Friedrich Gorenstein, russisch-ukrainisch-jüdischer Erzähler, lebt seit 15 Jahren in Berlin. Eben ist sein großer Roman „Der Platz“ aus dem Moskau der fünfziger Jahre erschienen  ■ Von Johannes Groschupf

Niemand kann solch ein Buch lesen. Heutzutage schon gar nicht. Eine Zumutung. Zwölfhundert Seiten lang erzählt Friedrich Gorenstein aus dem Leben eines alternden Jünglings, genannt Goscha, den es in den Wirren der fünfziger Jahre von Kiew nach Moskau verschlägt. Das klingt heutzutage nicht sehr aufregend. Vergessen wir also den Roman „Der Platz“. Zunächst.

In diesem Frühling erschien Gorensteins schmales Buch „Die Reisegefährten“. Eine ukrainische Eisenbahn-Geschichte, die sich auch in Berliner U-Bahnen lesen ließ. Wer einmal zu lesen begonnen hatte, hörte nicht mehr auf. Die Biographie des buckligen Sascha Tschubinez war dermaßen irrwitzig, daß sie kaum erfunden sein konnte.

Beiläufig wurde auch die ukrainische Geschichte miterzählt, und der Vertrieb und Verzehr von Menschenfleisch im Hungerwinter 32/33 so selbstverständlich beschrieben wie die Fünfminutenliebe zweier Menschen, die im Winter 1941 nur durch den Stacheldraht eines deutschen Deportationslagers getrennt sind.

Friedrich Gorenstein war eine bislang unbekannte Stimme. Man mochte ihn für ein junges Genie halten, das in den heutigen Wirrnissen seine Erzählungen hinwühlt. Dem ist nicht so. Friedrich Gorenstein ist ein freundlicher älterer Herr. In aller Stille hat er ein Werk geschaffen, das in der osteuropäischen Literatur – die anderen Literaturen lassen wir gern einmal beiseite – seinesgleichen sucht. Seit Anfang der neunziger Jahre erscheinen seine Bücher auch in deutscher Sprache. Leider fast unbeachtet. Doch ihm geht der Ofen nicht aus. Mit dem „Platz“ schiebt er ein Brikett nach, das uns nicht nur diesen Winter über wärmen wird.

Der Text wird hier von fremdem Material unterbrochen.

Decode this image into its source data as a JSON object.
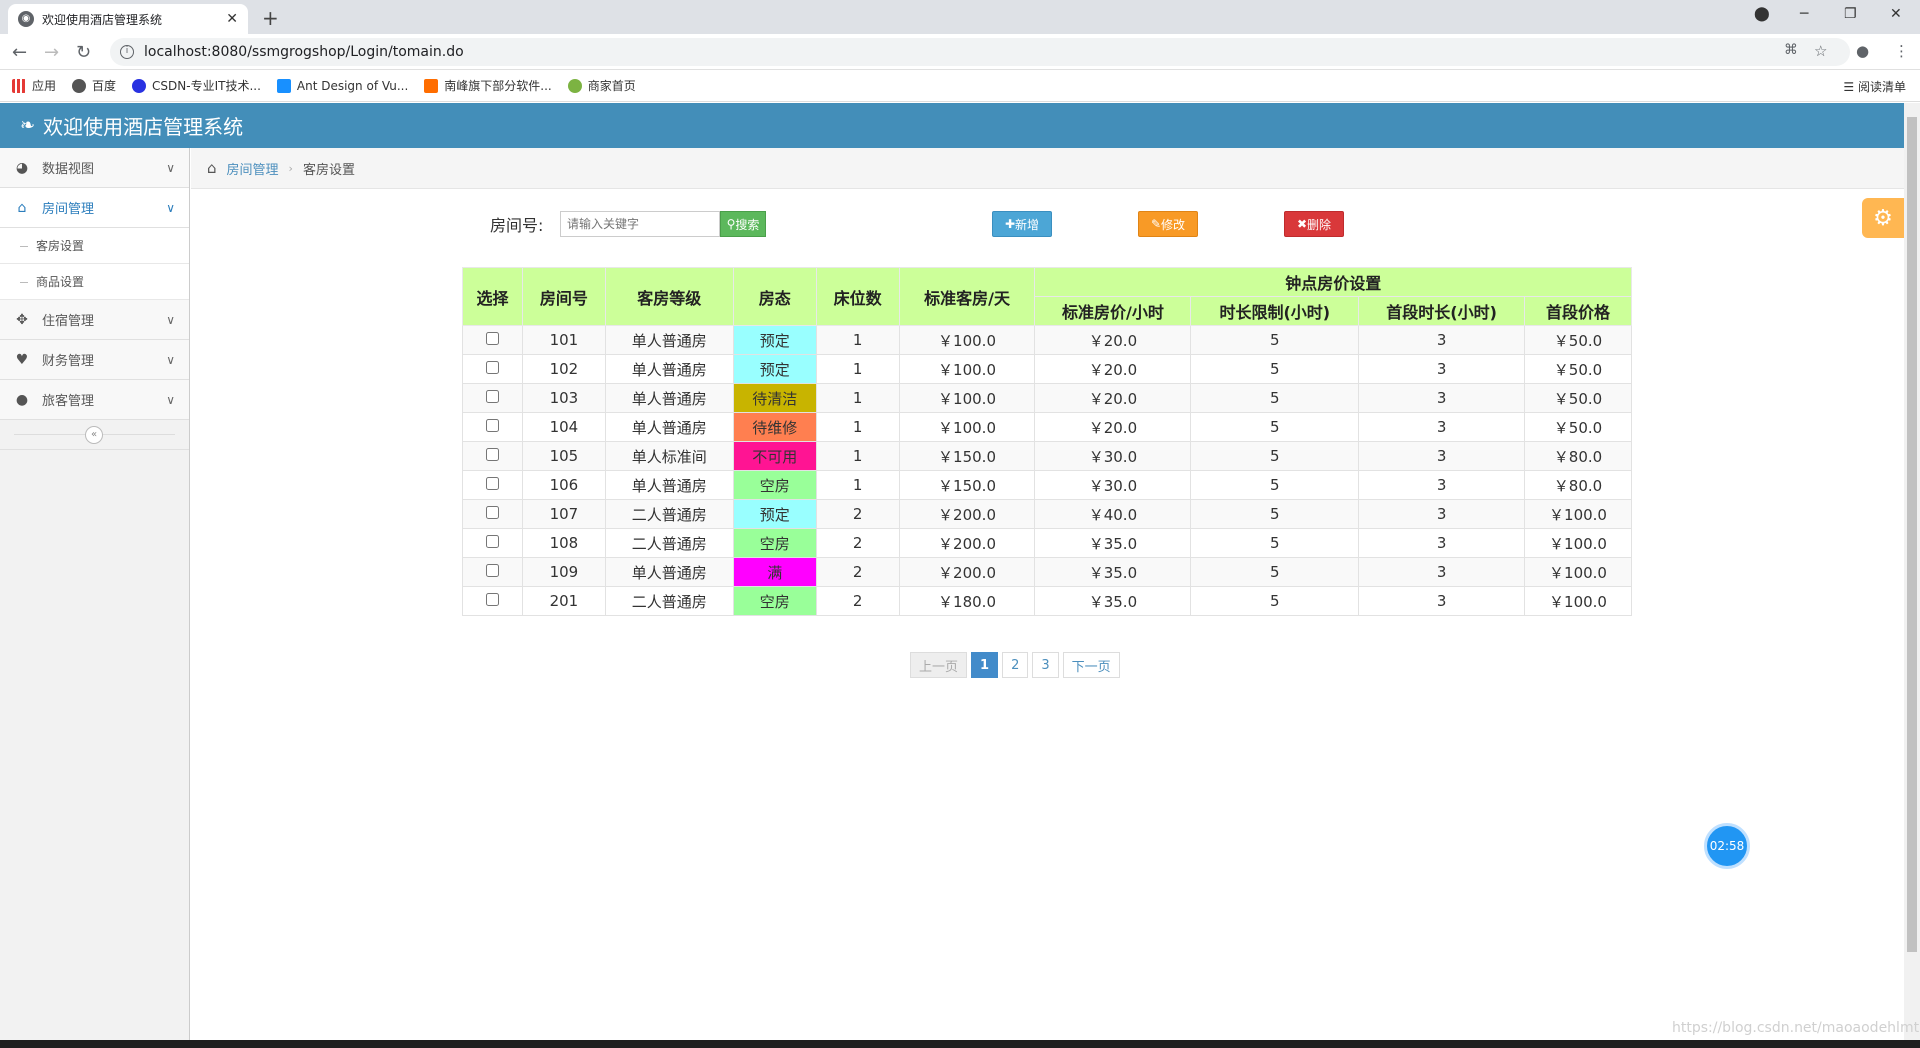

Eine eigene Wohnung hat Gorenstein in Rußland nie gehabt. 1932 wurde er in Kiew geboren, durch die stalinistischen Säuberungen verlor er seine Eltern, er wuchs in einem Waisenhaus auf. Nach einer Zwischenstation in Dnepropetrowsk verschlug es ihn in den sechziger Jahren nach Moskau, wo eine einzige Novelle von ihm erschien.

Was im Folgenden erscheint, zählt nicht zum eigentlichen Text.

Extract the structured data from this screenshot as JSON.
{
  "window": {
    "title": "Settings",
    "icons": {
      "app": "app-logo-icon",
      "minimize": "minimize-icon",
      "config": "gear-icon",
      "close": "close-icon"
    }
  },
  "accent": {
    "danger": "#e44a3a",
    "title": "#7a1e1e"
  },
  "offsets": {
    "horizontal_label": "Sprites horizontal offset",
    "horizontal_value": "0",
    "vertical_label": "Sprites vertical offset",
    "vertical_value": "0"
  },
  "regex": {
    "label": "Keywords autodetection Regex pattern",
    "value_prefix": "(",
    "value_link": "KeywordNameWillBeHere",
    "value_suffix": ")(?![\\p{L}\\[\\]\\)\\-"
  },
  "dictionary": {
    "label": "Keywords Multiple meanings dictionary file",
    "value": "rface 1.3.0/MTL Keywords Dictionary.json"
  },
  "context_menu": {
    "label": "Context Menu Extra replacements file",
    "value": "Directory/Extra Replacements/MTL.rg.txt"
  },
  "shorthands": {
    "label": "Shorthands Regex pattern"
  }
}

Unter seinen zahlreichen Drehbüchern ist das zu Tarkowskis „Solaris“ am bekanntesten geworden. Gorenstein gehörte der legendären Gruppe „Metropol“ um Wassili Axjonow an, deren Literaturalmanach damals an der Zensur scheiterte. 1979 emigrierte er nach West-Berlin, wo er seither lebt.

Sein Roman „Der Platz“ entstand bereits in den siebziger Jahren in Moskau. Er ist mit jener jüdischen Weisheit erzählt, die sich bewußt ist, daß nur die Erinnerung eine Erlösung möglich macht. Also macht Gorenstein mit seinem Goscha Zwibyschew langen Prozeß.

Solche Existenzen lebten freilich nicht nur im Moskau der fünfziger, sondern auch im Berlin der achtziger Jahre. Nur hielten wir uns nicht wie Goscha mit heißem Wasser, Brot und Bonbons am Leben, sondern mit Tee, Käsetoast und Schokolade. Wer sich lieber nicht an sich selbst erinnern möchte, der lasse die Finger von diesem Roman.

Friedrich Gorensteins Galgenhumor erinnert uns an Franz Kafka, seine liebevolle Genauigkeit an Georg Hermann. Der Aufbau-Verlag, in dem die meisten seiner Werke in hervorragenden Übersetzungen von Hartmut Herboth, Renate und Thomas Reschke erschienen sind, sieht in Friedrich Gorenstein einen „neuen Dostojewski“ und handelt ihn bereits als den kommenden Nobelpreisträger.

Hoffentlich verschlägt ihm das nicht die Stimme. Nach 15 Jahren in Berlin möchte er nun auch von Deutschland erzählen. Wenn das Buch dann 3.000 Seiten hat, könnte es uns auch über die nächsten, kälteren Winter bringen.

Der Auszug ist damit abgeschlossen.